Hall

Chambers's Encyclopaedia, Volume 5: Friday to Humanitarians, p. 517–518

Hall, CHARLES FRANCIS, Arctic explorer, born in Rochester, New Hampshire, in 1821, was successively a blacksmith, journalist, stationer, and engraver, and, becoming interested in the fate of the Franklin expedition, devoted his leisure to gathering information about Arctic America.

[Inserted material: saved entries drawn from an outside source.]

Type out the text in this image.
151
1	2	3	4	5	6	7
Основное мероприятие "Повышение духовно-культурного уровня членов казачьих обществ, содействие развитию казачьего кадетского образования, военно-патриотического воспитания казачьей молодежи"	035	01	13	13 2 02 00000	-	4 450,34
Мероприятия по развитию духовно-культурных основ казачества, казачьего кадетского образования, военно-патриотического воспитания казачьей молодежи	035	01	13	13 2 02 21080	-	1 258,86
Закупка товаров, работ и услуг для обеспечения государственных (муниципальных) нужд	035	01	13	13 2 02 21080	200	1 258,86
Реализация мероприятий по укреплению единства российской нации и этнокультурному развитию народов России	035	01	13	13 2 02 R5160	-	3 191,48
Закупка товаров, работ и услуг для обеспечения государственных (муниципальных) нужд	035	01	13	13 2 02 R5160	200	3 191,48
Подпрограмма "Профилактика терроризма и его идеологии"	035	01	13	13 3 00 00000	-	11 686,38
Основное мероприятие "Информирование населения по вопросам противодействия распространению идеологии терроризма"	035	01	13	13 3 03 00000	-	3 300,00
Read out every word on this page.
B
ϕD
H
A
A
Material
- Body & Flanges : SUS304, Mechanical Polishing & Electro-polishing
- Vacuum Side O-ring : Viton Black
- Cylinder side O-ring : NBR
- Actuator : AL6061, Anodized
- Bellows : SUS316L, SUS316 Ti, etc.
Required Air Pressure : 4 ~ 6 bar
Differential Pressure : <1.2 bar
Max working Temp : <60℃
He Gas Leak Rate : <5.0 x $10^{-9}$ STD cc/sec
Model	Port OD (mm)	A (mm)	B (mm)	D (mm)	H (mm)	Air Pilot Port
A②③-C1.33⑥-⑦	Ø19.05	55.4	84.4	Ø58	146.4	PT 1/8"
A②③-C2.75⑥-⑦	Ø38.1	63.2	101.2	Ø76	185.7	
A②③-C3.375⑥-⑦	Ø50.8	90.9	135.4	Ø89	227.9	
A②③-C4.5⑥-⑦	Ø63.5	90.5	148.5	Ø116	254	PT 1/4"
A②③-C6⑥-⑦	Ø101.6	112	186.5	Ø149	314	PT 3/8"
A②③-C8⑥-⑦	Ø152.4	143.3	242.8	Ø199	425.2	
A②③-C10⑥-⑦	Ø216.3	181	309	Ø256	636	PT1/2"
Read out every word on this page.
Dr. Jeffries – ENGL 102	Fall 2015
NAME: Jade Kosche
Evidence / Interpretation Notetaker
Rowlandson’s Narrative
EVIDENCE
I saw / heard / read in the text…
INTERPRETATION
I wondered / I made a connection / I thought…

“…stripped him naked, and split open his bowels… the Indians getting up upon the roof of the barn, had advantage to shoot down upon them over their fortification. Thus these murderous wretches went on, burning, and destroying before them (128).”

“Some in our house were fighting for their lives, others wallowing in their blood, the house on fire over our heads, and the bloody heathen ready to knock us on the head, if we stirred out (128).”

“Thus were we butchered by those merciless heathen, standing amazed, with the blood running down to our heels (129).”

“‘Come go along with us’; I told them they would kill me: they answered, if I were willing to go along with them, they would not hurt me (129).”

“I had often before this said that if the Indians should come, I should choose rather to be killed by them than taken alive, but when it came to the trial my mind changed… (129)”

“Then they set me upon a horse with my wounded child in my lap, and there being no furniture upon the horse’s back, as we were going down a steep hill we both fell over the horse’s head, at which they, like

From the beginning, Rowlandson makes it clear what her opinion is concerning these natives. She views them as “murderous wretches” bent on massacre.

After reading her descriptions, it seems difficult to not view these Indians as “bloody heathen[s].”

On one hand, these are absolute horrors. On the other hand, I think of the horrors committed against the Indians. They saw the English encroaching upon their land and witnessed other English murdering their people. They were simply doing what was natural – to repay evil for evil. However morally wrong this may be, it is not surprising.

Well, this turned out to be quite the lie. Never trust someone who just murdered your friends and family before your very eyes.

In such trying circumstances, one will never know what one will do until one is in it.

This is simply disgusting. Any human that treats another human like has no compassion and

He made two search expeditions, in 1860-62 and 1864-69, living alone among the Eskimo, and bringing back some relics and the bones of one of Franklin's company; and in 1871 he sailed in command of the government ship Polaris, on an 'expedition to the North Pole.' He took his vessel for 250 miles up the channel leading from Smith's Sound, and on 29th August reached 82° 16' N.—at that date the highest northern latitude ever reached; then turning southward, he went into winter-quarters at Thank God Harbour, Greenland (81° 38' N.). Here, on his return from a sledge expedition to the north, he was taken suddenly ill, and died 8th November 1871; over his grave a grateful epitaph was placed by the British polar expedition in 1876. His companions left Thank God Harbour in August 1872. In October, through the ice-anchor slipping, nineteen men were left with stores on a floe, and only after severe sufferings were they rescued by a sealer off the Labrador coast in the following April. The leaking Polaris was beached on Littleton's Island, and in June 1873 the party set out for Upervilik in two boats which they had constructed; they were ultimately picked up by a Dundee whaler near Cape York. The charts published by the expedition are often incorrect and misleading, but among the valuable results of Hall's work were the exploration of the West Greenland channel, and the extension of Greenland and Grinnell Land a degree and a half north. Hall published Arctic Researches, and Life among the Esquimaux (1864); and from his papers largely was compiled the Narrative of the Second Arctic Expedition (Washington, 1879).